Miscommunication (Aquarius) – People misspeak. I misspeak. You misspeak. We think we are being clear and we are not, as we all make assumptions and have different styles of communication. Mercury, the planet of communication and the personal mind, can be in any of the twelve signs, creating twelve different styles of communication, and can occupy any of the twelve houses of the sky, creating 144 different possible manifestations. Little wonder someone else’s communication style can be alien to our own. When you think you are being misunderstood, ask questions and try again. If you think you are misunderstanding, ask questions for clarification. Find ways to bridge the gap of understanding.

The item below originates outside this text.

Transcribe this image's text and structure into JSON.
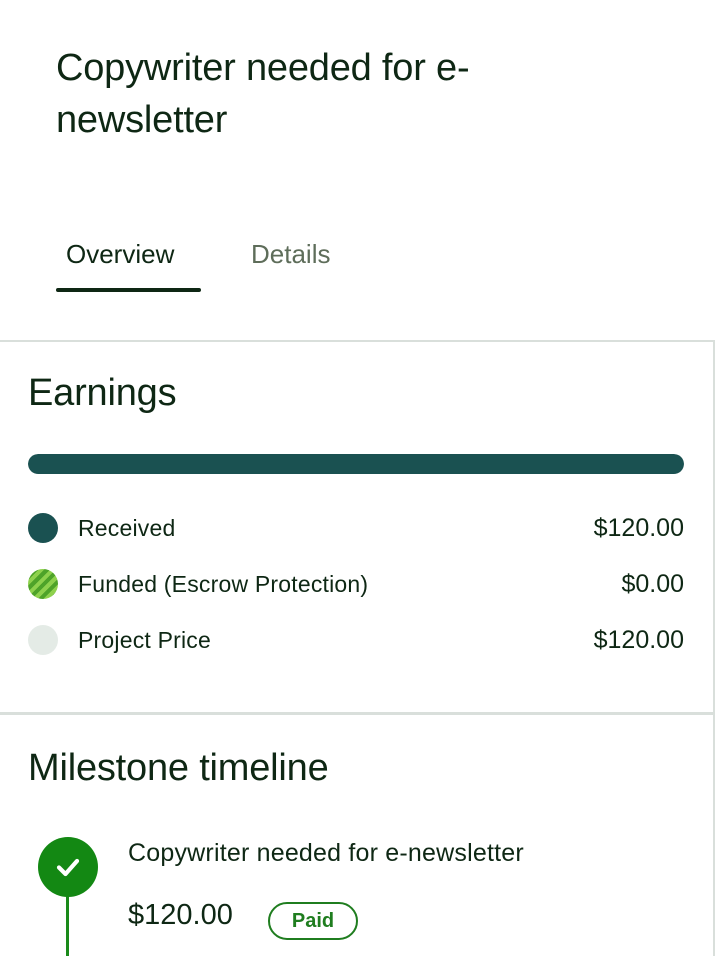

Delusion (Pisces) – Delusion is one of the easiest traps for the Witch to fall into, for so much of what we do is hard to believe. We experience a lot of things considered delusional by the mainstream world. We speak to gods and spirits, faeries and angels, and engage in the casting of magickal spells. Psychologists have a specific term for a type of delusional thinking called “magical thinking.” When you read any description of it, it is easy to see that most Witches do engage in such a paradigm, yet where is the line between empowerment and problem? Many psychologists would consider it a primitive and non-scientific view, yet it informs almost all indigenous traditions and mystical religions. Witches going for therapy must be careful to find a therapist who is open to their spiritual views and will not automatically assume talk of spells indicates a psychosis. Yet, we all know Witches who do cross that line. They become overpowered by their experiences and can’t distinguish the lines between objective and subjective experiences. They over-identify with deities and spirits, losing personal identity and becoming confused when people don’t treat them as such. Their psychic abilities take such dominance that they look at subjective perception as objective reality for everyone, and even as their experience becomes more inaccurate and clouded, they insist upon its reality. In the world of author Terry Prachett’s Witches, we say they have “gone cackling.” Cackling was described as going mad and losing your center, either through loneliness, work pressure, or a sense of superiority. In Wintersmith, Pratchett describes how cackling leads to “poisoned spinning-wheels and gingerbread cottages,” what we recognize as the typical behaviors of the fairy tale wicked witch. To prevent this, Pratchett’s Witches visit with each other, have tea and gossip, and look out for the signs of cackling. Checking in with peers and mentors and being open to the fact you might be delusional is what keep delusion at bay. We are all a little crazy, but the important part is to be healthy and functional, as well as helpful and healing, in any magickal thinking we have.
If all those participating in our Temple kept these ideas in mind as we progress together in the Cauldron of Community, we will build a healthy parcel in the terrestrial realm of Witchdom and be better partners not only to our allies in the flesh, but also to those who dwell in the worlds of spirit!